Rainfall Measured in Feet, Not Inches, as Storm Lingers; Rescue Efforts Appear To Be Working Well
Unprecedented. Nearly two feet of rain fell on the Houston area from Hurricane Harvey, now downgraded to a tropical storm. “This will be a devastating disaster, probably the worst disaster the state’s seen,” said William “Brock” Long, director of the Federal Emergency Management Agency. The storm could drop as much as four feet of rain in the region over the week.
Harvey made landfall late Friday as a Category 4 hurricane. About 400 search-and-rescue personnel from FEMA were in southeast Texas Sunday afternoon, and 500 more were expected Sunday night. The Coast Guard had 16 helicopters flying rescue missions. About 800 to 1,200 were rescued. Many of the rescues were being done by local citizens.
Even as the storm had been blamed for several deaths, the full toll of the storm remained unclear. Officials warned that the danger was far from over, saying that the flooding in Texas is unlikely to recede quickly and that the storm will force more than 30,000 people from their homes. Federal officials, meanwhile, widened the emergency zone to Louisiana.

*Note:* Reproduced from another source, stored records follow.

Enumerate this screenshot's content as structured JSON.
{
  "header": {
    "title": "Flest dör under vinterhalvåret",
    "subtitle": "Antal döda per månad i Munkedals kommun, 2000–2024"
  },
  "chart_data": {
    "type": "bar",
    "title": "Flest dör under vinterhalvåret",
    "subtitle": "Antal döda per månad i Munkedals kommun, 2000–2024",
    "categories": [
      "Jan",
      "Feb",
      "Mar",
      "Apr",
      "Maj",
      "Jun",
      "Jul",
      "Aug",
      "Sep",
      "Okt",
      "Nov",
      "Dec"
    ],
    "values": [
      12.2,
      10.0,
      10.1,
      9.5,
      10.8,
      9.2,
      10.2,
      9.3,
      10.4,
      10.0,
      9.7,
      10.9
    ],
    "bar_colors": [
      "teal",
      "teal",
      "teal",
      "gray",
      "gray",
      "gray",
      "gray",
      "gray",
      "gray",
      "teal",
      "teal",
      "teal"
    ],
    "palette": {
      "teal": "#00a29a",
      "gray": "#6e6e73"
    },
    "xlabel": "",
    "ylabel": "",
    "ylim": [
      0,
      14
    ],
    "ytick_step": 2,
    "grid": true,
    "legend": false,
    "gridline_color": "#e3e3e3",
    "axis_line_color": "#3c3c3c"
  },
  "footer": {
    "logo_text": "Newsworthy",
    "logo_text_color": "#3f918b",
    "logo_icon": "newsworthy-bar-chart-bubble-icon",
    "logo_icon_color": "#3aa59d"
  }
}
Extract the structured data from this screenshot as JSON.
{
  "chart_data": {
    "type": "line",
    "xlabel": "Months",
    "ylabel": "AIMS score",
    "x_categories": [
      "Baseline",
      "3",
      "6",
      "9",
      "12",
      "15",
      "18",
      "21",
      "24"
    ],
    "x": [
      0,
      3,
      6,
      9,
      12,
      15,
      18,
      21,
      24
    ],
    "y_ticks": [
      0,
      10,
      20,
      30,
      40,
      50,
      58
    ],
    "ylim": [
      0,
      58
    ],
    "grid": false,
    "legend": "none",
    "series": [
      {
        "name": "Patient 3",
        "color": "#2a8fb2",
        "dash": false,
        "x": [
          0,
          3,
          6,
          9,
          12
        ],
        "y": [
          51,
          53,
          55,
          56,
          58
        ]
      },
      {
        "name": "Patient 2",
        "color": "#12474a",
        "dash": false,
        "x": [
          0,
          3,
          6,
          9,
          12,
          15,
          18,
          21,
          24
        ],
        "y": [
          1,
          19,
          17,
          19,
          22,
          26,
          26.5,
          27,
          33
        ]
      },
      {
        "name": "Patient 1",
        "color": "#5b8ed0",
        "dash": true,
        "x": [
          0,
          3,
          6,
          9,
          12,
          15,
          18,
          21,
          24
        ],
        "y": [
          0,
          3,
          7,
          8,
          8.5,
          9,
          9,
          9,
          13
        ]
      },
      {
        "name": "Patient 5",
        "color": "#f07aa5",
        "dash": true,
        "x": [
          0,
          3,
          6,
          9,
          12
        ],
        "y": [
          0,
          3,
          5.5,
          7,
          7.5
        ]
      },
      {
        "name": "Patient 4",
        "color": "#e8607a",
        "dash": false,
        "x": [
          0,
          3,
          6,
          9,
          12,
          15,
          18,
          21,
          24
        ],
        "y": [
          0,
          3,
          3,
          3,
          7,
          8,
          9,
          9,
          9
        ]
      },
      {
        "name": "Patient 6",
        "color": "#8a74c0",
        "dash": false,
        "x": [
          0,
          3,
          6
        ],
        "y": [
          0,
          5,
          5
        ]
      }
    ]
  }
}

Trump signed a federal disaster declaration. A law passed after Katrina, which killed more than 1,800 people, requires FEMA to dispatch teams and relief supplies before disaster hits. Trump has proposed cutting FEMA by $361 million. “Whether it’s an active shooter, whether it’s a tornado, in many cases citizens find themselves having to render first aid, CPR, or making safety decisions before the true first responders arrive,” Long said.
Underwater. The National Flood Insurance Program is about $24 billion in debt. The program encourages people to build and stay in areas that flood. Trump’s proposed budget would cut $190 million from efforts to update flood maps. The program must be reauthorized by Congress by Sept. 30. Only 1/6 of Houston residents have federal flood insurance. Buffalo Bayou, a major river near downtown Houston, was a foot above flood stage Sunday afternoon and projected to rise as much as 12 feet higher in the next day.
Not Brownie. William “Brock” Long was confirmed by the Senate in June to be the FEMA administrator. He has previously worked for the agency and also was Alabama’s emergency manager. The beleaguered FEMA director under former President George W. Bush, Michael Brown, became a national punch line after premature praise from Bush. Brown said it appears that the U.S. hasn’t learned anything from Katrina.
Trump trip. Trump plans to visit Houston on Tuesday. He has said he doesn’t want to disrupt rescue efforts. Trump also plans to visit Springfield, Mo., in the conservative Ozarks, to plug for Republican tax plans.